As a postscript, I want to acknowledge that many difficult issues remain, especially in relation to homosexuality and infertility. Since the Church understands marriage as the natural fulfilment of our being male and female, it regards same-sex attraction and infertility as forms of disability and suffering which must, nonetheless, never be the basis of discrimination, or any lessening of respect for the people concerned. In this regard, people are indeed more important than their bodies. Moreover, the Church is also committed to respect for people's conscientious endeavours to live the Christian life, even when they err, and our spiritual tradition recognises how slowly each one of us grows in moral maturity. Perhaps it is also time for the Church to re-emphasise the ancient tradition that sins of the mind and will – sins proper to persons, are much more serious than 'sins of flesh'. In this respect also, people are more significant than their bodies. [8]

_______________________

[1] See G. E. M. Anscombe, "Contraception and Chastity" in Faith in a Hard Ground, Edited by Mary Geach & Luke Gormally (Imprint Academic: Exeter, 2008), 170-191; Joseph Boyle, "Contraception and Anesthesia: A Reply to James DuBois, Christian Bioethics 14/2 (2008): 217-225.

[2] We also believe, rightly, that respect for human being as persons should take priority over judgments about what is natural or unnatural; even if - relative to the norm of marriage - homosexuality is a kind of disability, it does not licence discrimination against homosexual persons. Even if IVF is an unnatural way to conceive children, any child so conceived is to be respected as a person no less than any other child.

[3] The Dominion Post (Wellington, New Zealand), Saturday Jan 31st, 2009.

[4] It is often objected that in IVF, also, scientists cannot ensure a successful outcome. However, the immediate goal of IVF is to achieve fertilization; this goal defines what the act of IVF is. By contrast, the immediate and defining goal of sexual union is not fertilization, simply personal, mutual, bodily self-giving.

[5] Anscombe, "Contraception and Chastity", 186-9.

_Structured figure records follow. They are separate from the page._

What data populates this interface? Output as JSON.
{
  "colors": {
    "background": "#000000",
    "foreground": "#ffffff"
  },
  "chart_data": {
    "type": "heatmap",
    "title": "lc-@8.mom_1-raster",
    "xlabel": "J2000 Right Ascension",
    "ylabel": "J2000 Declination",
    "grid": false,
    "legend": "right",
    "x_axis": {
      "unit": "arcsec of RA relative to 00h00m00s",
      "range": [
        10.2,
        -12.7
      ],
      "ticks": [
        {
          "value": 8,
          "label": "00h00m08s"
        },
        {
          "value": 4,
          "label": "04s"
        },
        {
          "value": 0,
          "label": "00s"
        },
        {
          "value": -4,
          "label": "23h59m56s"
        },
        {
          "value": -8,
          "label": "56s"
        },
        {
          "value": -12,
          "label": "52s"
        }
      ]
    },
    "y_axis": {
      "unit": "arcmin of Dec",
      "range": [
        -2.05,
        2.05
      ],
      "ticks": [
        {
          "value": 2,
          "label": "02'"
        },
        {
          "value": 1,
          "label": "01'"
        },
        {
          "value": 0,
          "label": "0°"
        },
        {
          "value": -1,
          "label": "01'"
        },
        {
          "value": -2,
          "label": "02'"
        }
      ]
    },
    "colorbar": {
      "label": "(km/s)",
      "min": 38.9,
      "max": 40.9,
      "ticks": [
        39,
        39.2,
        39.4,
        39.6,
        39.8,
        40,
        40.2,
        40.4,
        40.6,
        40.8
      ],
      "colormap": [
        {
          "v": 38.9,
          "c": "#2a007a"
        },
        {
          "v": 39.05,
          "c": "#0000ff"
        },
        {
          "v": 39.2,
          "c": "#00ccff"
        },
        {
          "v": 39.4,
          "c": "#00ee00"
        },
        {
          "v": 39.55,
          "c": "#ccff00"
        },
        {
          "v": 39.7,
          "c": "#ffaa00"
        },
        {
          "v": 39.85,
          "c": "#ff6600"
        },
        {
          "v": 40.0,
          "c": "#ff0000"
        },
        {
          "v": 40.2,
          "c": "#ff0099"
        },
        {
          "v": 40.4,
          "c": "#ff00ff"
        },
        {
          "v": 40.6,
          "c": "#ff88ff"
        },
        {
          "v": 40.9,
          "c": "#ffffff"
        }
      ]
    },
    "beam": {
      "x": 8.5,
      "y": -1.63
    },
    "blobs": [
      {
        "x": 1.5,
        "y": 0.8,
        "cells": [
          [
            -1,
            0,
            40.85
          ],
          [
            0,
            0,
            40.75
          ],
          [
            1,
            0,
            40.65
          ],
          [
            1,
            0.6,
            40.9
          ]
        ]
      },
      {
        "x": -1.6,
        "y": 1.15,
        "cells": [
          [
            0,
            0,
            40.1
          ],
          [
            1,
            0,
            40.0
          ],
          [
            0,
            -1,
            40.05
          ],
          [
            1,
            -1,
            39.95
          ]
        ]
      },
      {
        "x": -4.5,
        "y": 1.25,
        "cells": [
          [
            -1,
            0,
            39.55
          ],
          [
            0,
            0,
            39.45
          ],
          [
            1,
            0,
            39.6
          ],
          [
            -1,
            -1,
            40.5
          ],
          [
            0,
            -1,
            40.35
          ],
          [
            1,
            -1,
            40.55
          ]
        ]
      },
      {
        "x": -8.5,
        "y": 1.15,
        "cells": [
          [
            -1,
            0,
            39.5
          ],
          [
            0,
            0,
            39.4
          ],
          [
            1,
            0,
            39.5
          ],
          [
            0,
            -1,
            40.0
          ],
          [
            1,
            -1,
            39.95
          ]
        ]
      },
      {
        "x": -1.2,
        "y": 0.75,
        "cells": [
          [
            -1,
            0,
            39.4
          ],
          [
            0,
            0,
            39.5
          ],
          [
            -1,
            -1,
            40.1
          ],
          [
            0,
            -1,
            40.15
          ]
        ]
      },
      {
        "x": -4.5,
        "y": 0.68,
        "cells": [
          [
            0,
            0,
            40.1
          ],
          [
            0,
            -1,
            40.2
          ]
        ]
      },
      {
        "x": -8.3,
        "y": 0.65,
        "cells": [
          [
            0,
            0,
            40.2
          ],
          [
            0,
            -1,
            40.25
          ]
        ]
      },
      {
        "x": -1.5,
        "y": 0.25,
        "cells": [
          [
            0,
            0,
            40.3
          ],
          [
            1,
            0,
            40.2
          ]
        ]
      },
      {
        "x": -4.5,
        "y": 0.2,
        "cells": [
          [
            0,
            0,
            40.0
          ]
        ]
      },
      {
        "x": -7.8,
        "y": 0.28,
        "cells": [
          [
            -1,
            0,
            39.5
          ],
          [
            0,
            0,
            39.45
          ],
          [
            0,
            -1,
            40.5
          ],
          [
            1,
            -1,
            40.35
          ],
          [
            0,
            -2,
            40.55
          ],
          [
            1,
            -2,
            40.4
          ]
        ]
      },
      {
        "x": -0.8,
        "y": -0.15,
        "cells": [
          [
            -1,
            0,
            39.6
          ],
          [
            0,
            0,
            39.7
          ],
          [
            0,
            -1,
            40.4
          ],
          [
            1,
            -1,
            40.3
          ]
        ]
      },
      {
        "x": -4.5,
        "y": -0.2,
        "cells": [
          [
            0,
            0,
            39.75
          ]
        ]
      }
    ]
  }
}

[6] " In order to be able to grasp the object of an act which specifies that act morally, it is therefore necessary to place oneself in the perspective of the acting person. The object of the act of willing is in fact a freely chosen kind of behaviour. To the extent that it is in conformity with the order of reason, it is the cause of the goodness of the will; it perfects us morally, and disposes us to recognize our ultimate end in the perfect good, primordial love." John Paul II, Veritatis Splendor, # 78.

[7] "After all, several decades of empirical research — which also did not exist before — have demonstrated that the sexual revolution, too, has had consequences, and that many of them have redounded to the detriment of a sexually liberationist ethic. Married, monogamous people are more likely to be happy. They live longer....". See Mary Eberstadt, "Is Food the New Sex?", Policy Review (Feb-March, 2009) available at www.hoover.org/publications/policyreview/38245724.html.

[8] This lecture was based on a more extensive essay, "Are People More Important than their Bodies", forthcoming in The Australasian Catholic Record (2009), where full references are to be found.

I thank the Nathaniel Centre for the opportunity of joining in the celebration of the Centre's 10th Anniversary, and for suggesting the topic of this lecture.